Да, художник был потрясён и взволнован голосом молодой незнакомой особы по телефону. В конце разговора с ней он настоял на встрече. Через некоторое время его знакомство с ней, обладательницей чудного голоса,  закончилась браком с этим неожиданным объектом своих чувств. И, несмотря на огромную разницу в возрасте, чуть более тридцати трёх лет, этот союз просуществовал почти двадцать восемь лет, прекратившись лишь из-за смерти художника. Привожу маленькую копию картины, упомянутой Ниной. Той самой картины, что была посвящена ей, а вернее - её голосу.
               
Что посвятил незнакомому голосу художник, какие чувства он хотел транслировать своей избраннице, и есть ли изображения его самого или возлюбленной живописца на этой картине, - я не успел разобраться. Меня из этого текста вырвал внезапный глас молодого человека, возвышавшегося надо мной: «Это все цветы? Ещё есть? И что стоят эти три красавицы?» И наткнувшись на мой недоумённый взгляд, зачастил:
- Тут у моей знакомой случилась знаменательная дата. Я выскочил из офиса, где с ней работаю, за цветами – надо же поздравить коллегу. И тут полный облом. Один цветочный киоск закрыт и, видно, давно. На стене другого такого же павильона приколота записка совершенно совкового содержания: «Ушла на базу». Так что почём остаточек, старик?» В некоторой оторопи я сумел промолвить чуть внятно: «Три рубля». Почему  назвал такую цену, я до сих пор объяснить не могу. Сказанное привело  парня в некоторое изумление:
- Три рубля? В натуре. Ну, ты даёшь, старик! Ладно, моё дело маленькое.

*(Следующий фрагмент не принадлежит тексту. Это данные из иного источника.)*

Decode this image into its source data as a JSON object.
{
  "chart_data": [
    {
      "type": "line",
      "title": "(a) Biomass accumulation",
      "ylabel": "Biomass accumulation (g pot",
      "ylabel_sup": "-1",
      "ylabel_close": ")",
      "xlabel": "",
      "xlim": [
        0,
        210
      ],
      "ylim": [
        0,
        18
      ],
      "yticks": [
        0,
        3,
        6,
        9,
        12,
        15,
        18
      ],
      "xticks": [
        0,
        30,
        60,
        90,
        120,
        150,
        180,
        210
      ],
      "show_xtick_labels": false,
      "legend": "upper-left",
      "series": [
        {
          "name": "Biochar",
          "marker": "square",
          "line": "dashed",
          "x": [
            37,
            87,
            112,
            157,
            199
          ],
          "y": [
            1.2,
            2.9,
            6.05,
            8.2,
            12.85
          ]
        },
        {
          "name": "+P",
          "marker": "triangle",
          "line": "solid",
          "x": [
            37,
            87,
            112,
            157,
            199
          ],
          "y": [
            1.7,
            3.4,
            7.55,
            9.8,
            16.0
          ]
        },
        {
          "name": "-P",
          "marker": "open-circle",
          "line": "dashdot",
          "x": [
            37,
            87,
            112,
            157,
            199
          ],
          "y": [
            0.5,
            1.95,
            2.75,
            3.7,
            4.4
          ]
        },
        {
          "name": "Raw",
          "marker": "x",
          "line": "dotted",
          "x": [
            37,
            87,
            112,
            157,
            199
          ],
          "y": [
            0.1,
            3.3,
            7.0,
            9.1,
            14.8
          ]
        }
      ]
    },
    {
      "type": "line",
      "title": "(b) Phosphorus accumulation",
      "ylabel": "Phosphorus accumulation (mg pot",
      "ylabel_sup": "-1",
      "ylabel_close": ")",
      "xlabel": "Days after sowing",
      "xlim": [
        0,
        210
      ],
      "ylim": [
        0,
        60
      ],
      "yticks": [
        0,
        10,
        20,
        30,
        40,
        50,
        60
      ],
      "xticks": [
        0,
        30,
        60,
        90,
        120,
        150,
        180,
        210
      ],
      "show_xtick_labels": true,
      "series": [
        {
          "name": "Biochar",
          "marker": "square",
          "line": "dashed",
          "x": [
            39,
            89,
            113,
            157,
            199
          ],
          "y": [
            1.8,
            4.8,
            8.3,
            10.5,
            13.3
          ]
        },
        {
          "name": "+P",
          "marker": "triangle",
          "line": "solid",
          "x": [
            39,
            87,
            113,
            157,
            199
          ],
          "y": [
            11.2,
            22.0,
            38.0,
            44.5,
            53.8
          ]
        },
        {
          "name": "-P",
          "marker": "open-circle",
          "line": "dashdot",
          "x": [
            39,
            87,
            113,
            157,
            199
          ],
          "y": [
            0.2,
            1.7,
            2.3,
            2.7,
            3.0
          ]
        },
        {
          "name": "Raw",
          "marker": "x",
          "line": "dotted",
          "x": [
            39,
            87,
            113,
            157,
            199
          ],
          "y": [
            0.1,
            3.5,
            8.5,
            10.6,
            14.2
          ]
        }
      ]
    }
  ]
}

Беру и бегу. Спасибо, бывай.
Я взял у юноши монеты, бросил их машинально в карман плаща. Так же машинально буркнул: «Буду», - и только в это момент очутился в московской реальности. Осознал, что уже вечер, что похолодало, и стал даже накрапывать дождь. Поэтому я взял такси и устремился домой: к теплу, к ужину, к дальнейшему общению с Голосом в более комфортных условиях.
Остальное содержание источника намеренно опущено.